Immune system changes
The fraction of T cells was reduced in these mice at 4-5 months and T cells and B cells were reduced in older mutant mice unlike WT mice. Natural killer cytotoxicity was impaired in the mutant mice showing unhealthy immune ageing. Overall the ERCC1 deletion caused accelerated ageing in the mice immune system and shows that the immune system is vulnerable to DNA damage.
p16 and p21 were significantly reduced in B and T cells, natural killer cells and in macrophages along with an increase in SASP expression. p16 was found in the liver, kidneys, and the lungs. SA-β-galactosidase was increased in renal tubules and the liver.
The mutant mice were poorer muscle regeneration after injury as well as reduced grip strength. They also had a shorter lifespan than the control mice showing that an aged immune system can lead to the loss of homeostasis and damage in peripheral organs, negatively affecting lifespan.

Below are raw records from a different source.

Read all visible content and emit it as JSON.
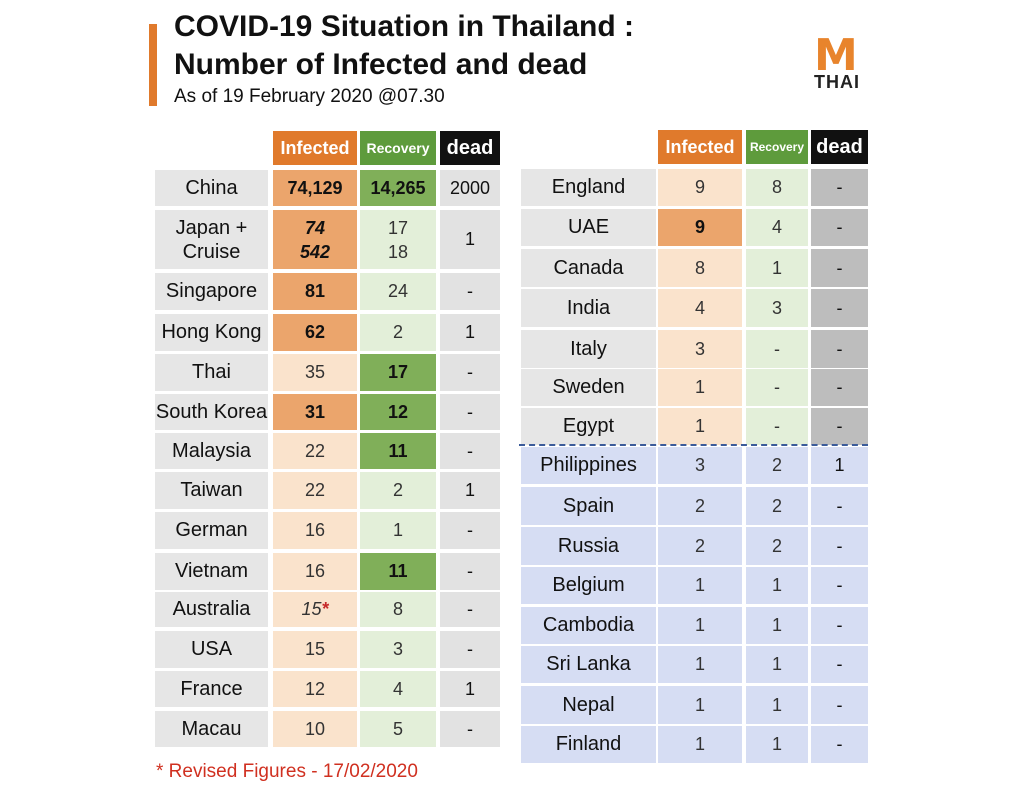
{
  "header": {
    "title_line1": "COVID-19 Situation in Thailand :",
    "title_line2": "Number of Infected and dead",
    "subtitle": "As of 19 February 2020 @07.30",
    "logo_top": "M",
    "logo_bottom": "THAI",
    "accent_color": "#e07a2c"
  },
  "columns": {
    "infected": "Infected",
    "recovery": "Recovery",
    "dead": "dead"
  },
  "left_table": [
    {
      "country": "China",
      "infected": "74,129",
      "recovery": "14,265",
      "dead": "2000"
    },
    {
      "country": "Japan +\nCruise",
      "infected": "74\n542",
      "recovery": "17\n18",
      "dead": "1"
    },
    {
      "country": "Singapore",
      "infected": "81",
      "recovery": "24",
      "dead": "-"
    },
    {
      "country": "Hong Kong",
      "infected": "62",
      "recovery": "2",
      "dead": "1"
    },
    {
      "country": "Thai",
      "infected": "35",
      "recovery": "17",
      "dead": "-"
    },
    {
      "country": "South Korea",
      "infected": "31",
      "recovery": "12",
      "dead": "-"
    },
    {
      "country": "Malaysia",
      "infected": "22",
      "recovery": "11",
      "dead": "-"
    },
    {
      "country": "Taiwan",
      "infected": "22",
      "recovery": "2",
      "dead": "1"
    },
    {
      "country": "German",
      "infected": "16",
      "recovery": "1",
      "dead": "-"
    },
    {
      "country": "Vietnam",
      "infected": "16",
      "recovery": "11",
      "dead": "-"
    },
    {
      "country": "Australia",
      "infected": "15",
      "infected_mark": "*",
      "recovery": "8",
      "dead": "-"
    },
    {
      "country": "USA",
      "infected": "15",
      "recovery": "3",
      "dead": "-"
    },
    {
      "country": "France",
      "infected": "12",
      "recovery": "4",
      "dead": "1"
    },
    {
      "country": "Macau",
      "infected": "10",
      "recovery": "5",
      "dead": "-"
    }
  ],
  "right_table": [
    {
      "country": "England",
      "infected": "9",
      "recovery": "8",
      "dead": "-"
    },
    {
      "country": "UAE",
      "infected": "9",
      "recovery": "4",
      "dead": "-"
    },
    {
      "country": "Canada",
      "infected": "8",
      "recovery": "1",
      "dead": "-"
    },
    {
      "country": "India",
      "infected": "4",
      "recovery": "3",
      "dead": "-"
    },
    {
      "country": "Italy",
      "infected": "3",
      "recovery": "-",
      "dead": "-"
    },
    {
      "country": "Sweden",
      "infected": "1",
      "recovery": "-",
      "dead": "-"
    },
    {
      "country": "Egypt",
      "infected": "1",
      "recovery": "-",
      "dead": "-"
    },
    {
      "country": "Philippines",
      "infected": "3",
      "recovery": "2",
      "dead": "1"
    },
    {
      "country": "Spain",
      "infected": "2",
      "recovery": "2",
      "dead": "-"
    },
    {
      "country": "Russia",
      "infected": "2",
      "recovery": "2",
      "dead": "-"
    },
    {
      "country": "Belgium",
      "infected": "1",
      "recovery": "1",
      "dead": "-"
    },
    {
      "country": "Cambodia",
      "infected": "1",
      "recovery": "1",
      "dead": "-"
    },
    {
      "country": "Sri Lanka",
      "infected": "1",
      "recovery": "1",
      "dead": "-"
    },
    {
      "country": "Nepal",
      "infected": "1",
      "recovery": "1",
      "dead": "-"
    },
    {
      "country": "Finland",
      "infected": "1",
      "recovery": "1",
      "dead": "-"
    }
  ],
  "footnote": "* Revised Figures - 17/02/2020"
}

Cell non-autonomous mechanism
The authors transplanted splenocytes from the mutant mice and two-year-old WT mice into p16Ink4a luciferase reporter mice. The mutant splenocytes had increased levels of luciferase signal than those from controls. SASP protein levels were also increased in the recipients of mutant splenocytes. These results show that senescent immune cells can drive ageing and affect lifespan.
Cell autonomous mechanism
Then they also transplanted splenocytes from young WT mice into the mutant mice. This resulted in the mutant mice showing reduced senescence and SASP factors levels. This also reduced p16 and p21 mRNA in mutant mice supporting the idea that a loss-of-function mechanism is involved in the inability of aged immune cells to suppress senescence.
Rapamycin rejuvenation
Rapamycin is used in elderly people to improve their immune response to flu vaccination. The mutant mice were treated with rapamycin and their immune response was improved and p16 and p21 expression was reduced suggesting a modulation of the gain- and loss-of-function mechanisms through which senescence drives ageing.
The study concluded that immune cells are vulnerable to endogenous DNA damage that can cause cell death or senescence if left unrepaired. Immunosenescence affects innate and adaptive immunity and drives senescence and age-related changes in solid organs.